The primary chokepoint stems from wafer size. Wafers are thin slices of semiconductors on which manufacturers fabricate integrated circuits. Chipmakers buy wafers to process them into chips. Over the years, chipmakers migrated to progressively larger wafer sizes measured by diameter and width. Each advance, assuming high plant utilization, allowed the production of 2.2x more circuitry per wafer and reduced manufacturing costs and cost-effectiveness. 

Like a car factory set up to produce a specific model, fabrication plants work with a single wafer size, and many chipmakers use 300mm wafers, which have been around for two decades. Over the next two years, forecasts call for 300mm wafer supply to fall short of demand by 10%. Bigger wafers cost more to produce, and most of the biggest wafer producers are spending billions on new facilities that won’t be in operation until 2024. 

But 200mm wafers, which first arrived in the 90s, didn’t disappear. When balancing cost and efficiency, bigger isn’t always better, and not every chip type migrates to 300mm. Many devices built from 200mm wafers are long-lived products and will stay on existing technologies for some time. Other new applications want to take advantage of the technology/cost benefits of 200mm wafers or feel migrating to 300mm isn’t worth the cost.
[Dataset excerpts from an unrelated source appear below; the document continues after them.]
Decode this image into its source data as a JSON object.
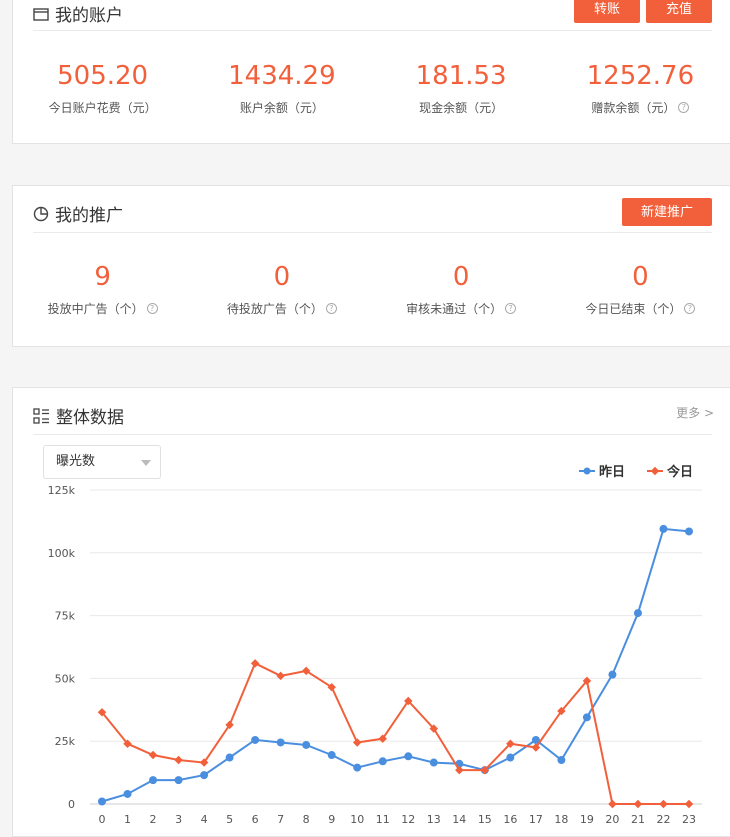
{
  "account": {
    "title": "我的账户",
    "transfer_label": "转账",
    "recharge_label": "充值",
    "stats": [
      {
        "value": "505.20",
        "label": "今日账户花费（元）",
        "help": false
      },
      {
        "value": "1434.29",
        "label": "账户余额（元）",
        "help": false
      },
      {
        "value": "181.53",
        "label": "现金余额（元）",
        "help": false
      },
      {
        "value": "1252.76",
        "label": "赠款余额（元）",
        "help": true
      }
    ]
  },
  "promotion": {
    "title": "我的推广",
    "new_label": "新建推广",
    "stats": [
      {
        "value": "9",
        "label": "投放中广告（个）",
        "help": true
      },
      {
        "value": "0",
        "label": "待投放广告（个）",
        "help": true
      },
      {
        "value": "0",
        "label": "审核未通过（个）",
        "help": true
      },
      {
        "value": "0",
        "label": "今日已结束（个）",
        "help": true
      }
    ]
  },
  "overview": {
    "title": "整体数据",
    "more_label": "更多",
    "metric_selected": "曝光数",
    "help_glyph": "?"
  },
  "colors": {
    "accent": "#f2603b",
    "yesterday": "#4a8fdf",
    "today": "#f2603b"
  },
  "chart_data": {
    "type": "line",
    "x": [
      0,
      1,
      2,
      3,
      4,
      5,
      6,
      7,
      8,
      9,
      10,
      11,
      12,
      13,
      14,
      15,
      16,
      17,
      18,
      19,
      20,
      21,
      22,
      23
    ],
    "ylim": [
      0,
      125000
    ],
    "yticks": [
      "0",
      "25k",
      "50k",
      "75k",
      "100k",
      "125k"
    ],
    "grid": true,
    "legend_position": "top-right",
    "series": [
      {
        "name": "昨日",
        "color": "#4a8fdf",
        "values": [
          1000,
          4000,
          9500,
          9500,
          11500,
          18500,
          25500,
          24500,
          23500,
          19500,
          14500,
          17000,
          19000,
          16500,
          16000,
          13500,
          18500,
          25500,
          17500,
          34500,
          51500,
          76000,
          109500,
          108500
        ]
      },
      {
        "name": "今日",
        "color": "#f2603b",
        "values": [
          36500,
          24000,
          19500,
          17500,
          16500,
          31500,
          56000,
          51000,
          53000,
          46500,
          24500,
          26000,
          41000,
          30000,
          13500,
          13500,
          24000,
          22500,
          37000,
          49000,
          0,
          0,
          0,
          0
        ]
      }
    ]
  }
}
As a result, chips built on 200mm wafers remain on the critical path to meeting the growing demand for applications like 5G, automotive, and the Internet of Things (IoT). While billions of dollars are flowing into new 300mm wafer production capacity, far less is earmarked for additional 200mm capacity. It is like a bike manufacturer who can obtain the latest gear assemblies but can’t get enough basics like wheel bearings or pedals.

Solutions

To help address the supply constraint, corporations and governments are making record-breaking investments in chip manufacturing plants for economic and political reasons. Worldwide projections call for $109 billion in investment in fabrication facilities and equipment in 2022, double the level of 2019. Forecasts don’t delineate between wafer sizes. From a geographic standing, equipment spending is led by Taiwan, Korea, and China, with the Americas in fourth place.
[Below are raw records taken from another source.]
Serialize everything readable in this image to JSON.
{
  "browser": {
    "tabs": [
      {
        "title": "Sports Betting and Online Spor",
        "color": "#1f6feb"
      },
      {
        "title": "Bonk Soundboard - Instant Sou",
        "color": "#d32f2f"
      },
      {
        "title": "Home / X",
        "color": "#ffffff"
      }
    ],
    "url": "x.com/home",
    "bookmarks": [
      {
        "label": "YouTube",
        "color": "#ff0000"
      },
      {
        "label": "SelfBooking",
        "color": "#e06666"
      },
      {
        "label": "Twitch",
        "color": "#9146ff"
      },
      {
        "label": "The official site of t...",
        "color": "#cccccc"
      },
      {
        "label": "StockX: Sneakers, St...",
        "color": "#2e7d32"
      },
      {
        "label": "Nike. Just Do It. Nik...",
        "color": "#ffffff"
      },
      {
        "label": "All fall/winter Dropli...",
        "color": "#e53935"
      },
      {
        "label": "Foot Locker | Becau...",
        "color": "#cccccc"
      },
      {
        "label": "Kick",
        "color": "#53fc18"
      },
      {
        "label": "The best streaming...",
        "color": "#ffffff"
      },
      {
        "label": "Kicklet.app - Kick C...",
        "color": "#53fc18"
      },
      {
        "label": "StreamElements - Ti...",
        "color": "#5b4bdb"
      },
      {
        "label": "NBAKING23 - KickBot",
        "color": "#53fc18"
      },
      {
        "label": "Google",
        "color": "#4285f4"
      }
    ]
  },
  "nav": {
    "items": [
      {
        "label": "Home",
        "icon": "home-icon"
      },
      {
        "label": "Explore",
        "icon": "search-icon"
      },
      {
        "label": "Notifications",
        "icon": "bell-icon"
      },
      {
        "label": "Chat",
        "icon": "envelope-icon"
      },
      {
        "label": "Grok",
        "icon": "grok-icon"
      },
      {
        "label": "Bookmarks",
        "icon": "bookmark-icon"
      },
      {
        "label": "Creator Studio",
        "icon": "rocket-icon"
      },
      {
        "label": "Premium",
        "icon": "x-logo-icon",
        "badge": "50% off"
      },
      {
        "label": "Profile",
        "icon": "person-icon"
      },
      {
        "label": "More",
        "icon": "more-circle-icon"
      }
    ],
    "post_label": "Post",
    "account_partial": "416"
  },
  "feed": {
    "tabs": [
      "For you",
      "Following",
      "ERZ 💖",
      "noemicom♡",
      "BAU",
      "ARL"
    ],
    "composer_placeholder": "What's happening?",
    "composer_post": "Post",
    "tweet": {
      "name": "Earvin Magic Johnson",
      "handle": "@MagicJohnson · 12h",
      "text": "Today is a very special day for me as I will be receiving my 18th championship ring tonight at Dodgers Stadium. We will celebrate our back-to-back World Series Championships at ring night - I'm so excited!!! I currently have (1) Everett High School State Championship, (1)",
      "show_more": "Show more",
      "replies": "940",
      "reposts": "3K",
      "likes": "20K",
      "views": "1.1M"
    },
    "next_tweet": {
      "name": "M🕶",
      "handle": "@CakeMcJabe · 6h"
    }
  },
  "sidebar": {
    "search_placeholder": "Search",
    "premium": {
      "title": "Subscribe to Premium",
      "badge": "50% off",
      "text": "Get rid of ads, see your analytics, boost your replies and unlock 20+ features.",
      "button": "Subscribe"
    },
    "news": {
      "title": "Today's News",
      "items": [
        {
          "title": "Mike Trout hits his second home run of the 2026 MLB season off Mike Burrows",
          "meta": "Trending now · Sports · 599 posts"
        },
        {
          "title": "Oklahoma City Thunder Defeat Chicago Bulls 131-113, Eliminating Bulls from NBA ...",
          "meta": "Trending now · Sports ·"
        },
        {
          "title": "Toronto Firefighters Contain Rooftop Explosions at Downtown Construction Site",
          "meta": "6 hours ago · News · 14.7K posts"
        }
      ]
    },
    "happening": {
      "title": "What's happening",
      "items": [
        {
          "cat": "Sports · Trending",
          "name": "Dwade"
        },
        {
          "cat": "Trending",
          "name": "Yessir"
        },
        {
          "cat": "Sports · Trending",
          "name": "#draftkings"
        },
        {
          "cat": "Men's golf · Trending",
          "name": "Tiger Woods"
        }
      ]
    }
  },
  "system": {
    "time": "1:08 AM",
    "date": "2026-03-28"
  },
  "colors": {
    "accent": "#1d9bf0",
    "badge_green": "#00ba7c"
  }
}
The U.S. has the highest presence of chip designers and the manufacture of chipmaking equipment, Taiwan has the highest concentration of fabrication facilities, and Japan represents the largest share of wafer manufacturing. No local market has all the capabilities required for end-to-end semiconductor design and manufacturing, but this may change. 

Regarding resources devoted to semiconductor productivity, China leads them all with a $170 billion pool dedicated to funding companies and building 31 major semiconductor factories over the four years through 2024. That total exceeds the 19 expected in Taiwan and 12 scheduled in the U.S. Most Chinese factories will make chips containing older, more mature technologies rather than the cutting-edge processors focused on elsewhere (think 200mm vs. 300mm). Industry observers expect China will be making more advanced chips before long.  

The Chinese push for semiconductor self-sufficiency explains why the E.U. is debating a bill to offer industry subsidies for $40+ billion, and the U.S. is about to pass a $52 billion legislative package of its own. The tenuous relationship between China and Taiwan, and the considerable concentration of manufacturing capacity in Taiwan, underscores the geopolitical risks of broken semiconductor supply chains.  

Investors

Semiconductors have always displayed an element of boom or bust. Design cycles and extended fabrication lead times can quickly swing the supply chain from deficit to surplus. Projecting consumer tastes and demand years in advance is difficult. Expected government-driven capital injections for additional capacity complicate it further, cloaking a business decision in a political wrapper. However, our collective demand for new gadgets, electric automobiles, mobile devices and the chips that power them suggests demand will continue to grow. Picking the best operators in each segment should provide good, long-term returns for investors willing to do the research.

Disclosure: This is for informational purposes only and any reference to a specific company (or industry) does not constitute a recommendation to buy or sell that company (or a company in that industry). The reader should not assume that an investment in a security in the industry identified or described, was or will, be profitable.